The current literature shows that a combination of SAR and optical data results in improved accuracy of wetland classification [
34,
35,
36,
38,
39,
40]. Our study corroborates existing research for the forested wetland class when used with the RF classifier (
Table 3). While per-class accuracy changed for the two sensor combinations used with the RF classifier, overall accuracies were comparable (
Table 3). This comparison underscores the need to look beyond the overall accuracy and examine per-class accuracy for the classes of interest. While studies comparing RF and SVM show higher accuracy with SVM [
65,
66,
67], our results consistently showed higher accuracy with RF. When choosing which classification method to use, a comparison of both RF and SVM on the training data may be beneficial. The high accuracy of our final wetland maps might be attributed to the simplified classification scheme of forested and non-forested wetlands. Unlike a few other studies [
33,
41,
42,
43], our classification scheme does not provide details on wetland classes, such as bog, fen, swamp, and marsh. However, the objective of our study was to accurately identify wetlands and existing stress factors, rather than identify more-detailed wetland classes.
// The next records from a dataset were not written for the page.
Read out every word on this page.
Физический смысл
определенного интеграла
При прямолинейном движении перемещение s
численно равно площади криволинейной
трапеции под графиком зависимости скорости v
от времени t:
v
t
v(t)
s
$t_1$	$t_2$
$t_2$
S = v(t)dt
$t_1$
Due to the inherent property of remote sensing as a tool, many aspects of DERAP/EPA rapid assessment procedures (such as detailed soil or plant characteristics) were not viable in this study. In the future, RAWSI can be further improved with advancements made in freely accessible high-resolution remotely sensed data, by incorporating those variables that were not considered in our study. We recommend the procedure presented in this study as a first step of a more detailed ground study. However, adopting RAWSI on an annual basis will considerably lower the cost of a timely update of wetland inventory, especially in rapidly transforming landscapes, due to ongoing natural and anthropogenic changes.
5. Conclusions
This study shows that a combination of optical and radar data when used with a Random Forest classifier might result in accurate land-cover maps, including wetland classes. This was shown with the combination of the Random Forest classifier with the radar data, which had a higher overall accuracy than the Support Vector Machine method or when radar data was not used. In this study we were able to assess metrics commonly attributed to wetland stress, including land cover, vegetation change, and stream channelization, through the use of remotely sensed and geographic data. All of these metrics were then combined into one Rapidly Assessed Wetland Stress Index (RAWSI), with each wetland area being assigned a stress value. Using a Getis-Ords Gi* statistic, we identified several hot spots of the RAWSI occurring within inland wetlands, especially in Kent and Sussex County in Delaware. Several cold spots of the RAWSI were also identified within coastal areas mostly contained in Kent County. The identification of hot and cold spots on a wetland-specific scale can be applied to understand spatial patterns of wetland stress, possibly giving insight into how current wetland regulations can be improved.
The informative new index RAWSI identified higher levels of stress among forested wetlands than non-forested wetlands and open water. The main factor contributing to higher stress in forested wetlands is land covers, such as urban and agriculture, within the wetland buffer. Even though non-forested wetlands experienced the lowest overall stress, the vegetation loss occurring within these wetlands provided higher amounts of stress than in any other wetland type. Higher stress is also observed in counties dominated by agriculture rather than urban areas. The channelization of streams was the biggest factor leading to higher stress in these agricultural regions. In the future, we recommend using any advancements in remote sensing to capture as many factors impacting a wetland as possible.